1. Define a Company. What are its features? Explain under what circumstances a corporate veil can be lifted? (2+6+12)
Ans: Introduction: A company is an artificial person created by law, having a separate legal entity, with a perpetual succession and a common seal. It is an association of many persons who contribute money or money’s worth to a common stock and employs it for a common purpose. The common stock so contributed is denoted in terms of money and is called capital of the company. The persons who contribute it or to whom it belongs are members. The proportion of capital to which each member is entitled is his share.
Joint Stock Company has been defined by many eminent authors, jurists and institutions. Some of these definitions are given below:

According to L.H.Haney – “A company is an artificial person created by law, having a separate legal entity, with a perpetual succession and a common seal.”
According to Company Act 1994 – “Company means a company formed and registered under this Act or any existing company.” [Section 2(1.c)]
According to Chief Justice Marshall – “A company is an artificial being invisible, intangible and existing only in the eyes of law.”
The system of joint stock organization is very useful for large undertakings for which large capital is required. It is an incorporated association created by law, having distinctive name, a common seal, perpetual succession, limited liability etc. formed to carry on business for profit.
Characteristics of a Company
1.       Artificial Person: A company is an artificial person, which exists only in the eyes of law. The company carries business on its own behalf. It has a right to sue and can be sued, can have its own property and its own bank account. It can also own money and be a creditor.
2.       Created by law: A company can be formed only with registration. It has to fulfill a lot of formalities to be registered. It has also to fulfill a lot of legal formalities in order to be dissolved.
3.       Separate Legal entity: A company has a separate legal entity and is not affected by changes in its membership.
4.       Perpetual succession: A company has a continuous existence. Its existence does not affected by admission, retirement, death or insolvency of its members. The members may come or go but the company may go forever. Only law can terminate its existence
5.       Limited Liability: The liability of every member is limited to the amount he has agreed to pay to the company on the shares held by him.
6.       Voluntary Association: A company is a voluntary association. It cannot compel any one to become its member or shareholder.
7.       Capital Structure: A company has to mention its maximum capital requirements in future in its memorandum of association. Its capital is divided into shares, which are easily transferable from person to person.
8.       Transferability of Shares: The shares of a company are freely transferable by its members except in case of a private company, which may have certain restrictions of such transferability.

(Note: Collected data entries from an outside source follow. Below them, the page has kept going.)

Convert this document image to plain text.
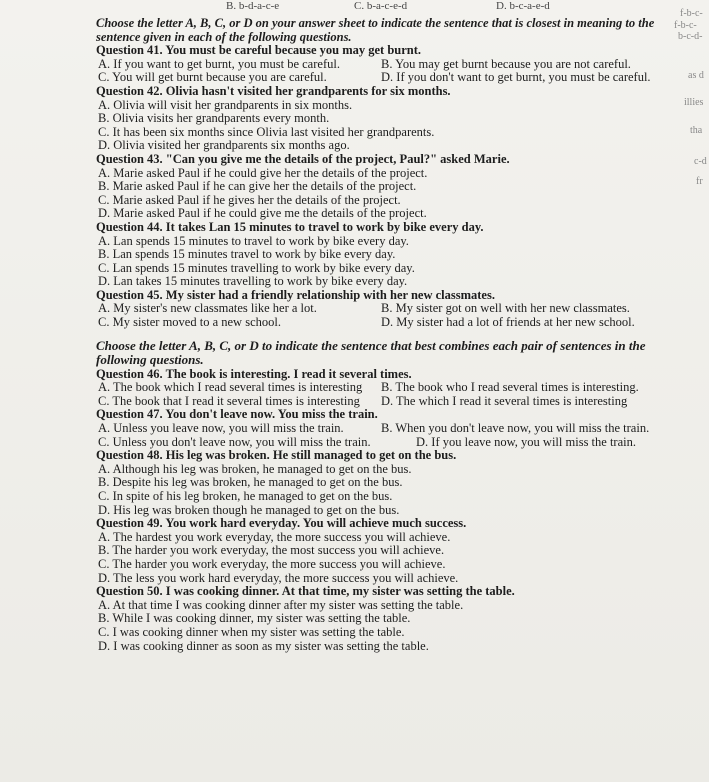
B. b-d-a-c-e	C. b-a-c-e-d	D. b-c-a-e-d
f-b-c-
f-b-c-
b-c-d-
as d
illies
tha
c-d
fr
Choose the letter A, B, C, or D on your answer sheet to indicate the sentence that is closest in meaning to the sentence given in each of the following questions.
Question 41. You must be careful because you may get burnt.
A. If you want to get burnt, you must be careful.	B. You may get burnt because you are not careful.
C. You will get burnt because you are careful.	D. If you don't want to get burnt, you must be careful.
Question 42. Olivia hasn't visited her grandparents for six months.
A. Olivia will visit her grandparents in six months.
B. Olivia visits her grandparents every month.
C. It has been six months since Olivia last visited her grandparents.
D. Olivia visited her grandparents six months ago.
Question 43. "Can you give me the details of the project, Paul?" asked Marie.
A. Marie asked Paul if he could give her the details of the project.
B. Marie asked Paul if he can give her the details of the project.
C. Marie asked Paul if he gives her the details of the project.
D. Marie asked Paul if he could give me the details of the project.
Question 44. It takes Lan 15 minutes to travel to work by bike every day.
A. Lan spends 15 minutes to travel to work by bike every day.
B. Lan spends 15 minutes travel to work by bike every day.
C. Lan spends 15 minutes travelling to work by bike every day.
D. Lan takes 15 minutes travelling to work by bike every day.
Question 45. My sister had a friendly relationship with her new classmates.
A. My sister's new classmates like her a lot.	B. My sister got on well with her new classmates.
C. My sister moved to a new school.	D. My sister had a lot of friends at her new school.
Choose the letter A, B, C, or D to indicate the sentence that best combines each pair of sentences in the following questions.
Question 46. The book is interesting. I read it several times.
A. The book which I read several times is interesting	B. The book who I read several times is interesting.
C. The book that I read it several times is interesting	D. The which I read it several times is interesting
Question 47. You don't leave now. You miss the train.
A. Unless you leave now, you will miss the train.	B. When you don't leave now, you will miss the train.
C. Unless you don't leave now, you will miss the train.	D. If you leave now, you will miss the train.
Question 48. His leg was broken. He still managed to get on the bus.
A. Although his leg was broken, he managed to get on the bus.
B. Despite his leg was broken, he managed to get on the bus.
C. In spite of his leg broken, he managed to get on the bus.
D. His leg was broken though he managed to get on the bus.
Question 49. You work hard everyday. You will achieve much success.
A. The hardest you work everyday, the more success you will achieve.
B. The harder you work everyday, the most success you will achieve.
C. The harder you work everyday, the more success you will achieve.
D. The less you work hard everyday, the more success you will achieve.
Question 50. I was cooking dinner. At that time, my sister was setting the table.
A. At that time I was cooking dinner after my sister was setting the table.
B. While I was cooking dinner, my sister was setting the table.
C. I was cooking dinner when my sister was setting the table.
D. I was cooking dinner as soon as my sister was setting the table.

When can Corporate Veil of A Company be lifted?
For all purposes of law a company is regarded as a separate entity from its shareholders. But sometimes it is sometimes necessary to look at the persons behind the corporate veil. The separate entity of the company is disregarded and the schemes and intentions of the persons behind are exposed to full view which is known as lifting or piercing the corporate veil. This is usually done in the following cases:
1. Determination of character- In Daimler Co Ltd. v. Continental Tyre and Rubber Co., a company was incorporated in England for the purpose of selling tyres manufactured in Germany by a German company. The German company held the bulk of the shares in the English company and all the directors of the company were Germans, resident in Germany. During the First World War the English company commenced an action to recover a trade debt. And the question was whether the company had become an enemy company and should therefore be barred from maintaining the action.
2. For benefit of revenue- The separate existence of a company may be disregarded when the only purpose for which it appears to have been formed is the evasion of taxes. In Sir Dinshaw Maneckjee, Re, the assessee was a wealthy man enjoying large dividend and interest income. He formed four private companies and agreed with each to hold a block of investment as an agent for it. Income received was credited in the company accounts but company handed the amount to him as pretended loan. Thus he divided his income in four parts to reduce his tax liability. The Court disregarded corporate entity as it was formed only to evade taxes.
3. Fraud or improper conduct- In Gilford Motor Co v. Horne, H was appointed at the managing director of the plaintiff company on the condition that he shall not solicit the customers of the company. He formed a new company which undertook solicitation of plaintiff’s customers. The company was restrained by the Court.
4. Agency or Trust or Government company- The separate existence of a company may be ignored when it is being used as an agent or trustee. In State of UP v. Renusagar Power Co, it was held that a power generating unit created by a company for its exclusive supply was not regarded as a separate entity for the purpose of excise.
5. To avoid welfare legislation- where it was found that the sole purpose of formation of new company was to use it as a device to reduce the amount to be paid by way of bonus to workmen, the SC pierced its corporate veil. –The Workmen Employed in Associated Rubber Industries Ltd. v. The Associated Rubber Industries Ltd, Bhavnagar.
6. Under statutory provisions- The Act sometimes imposes personal liability on persons behind the veil in some instances like, where business is carried on beyond six months after the knowledge that the membership of company has gone below statutory minimum (sec 45) - Madanlal v. Himatlal, when contract is made by misdescribing the name of the company (sec 147), when business is carried on only to defraud creditors (sec 542).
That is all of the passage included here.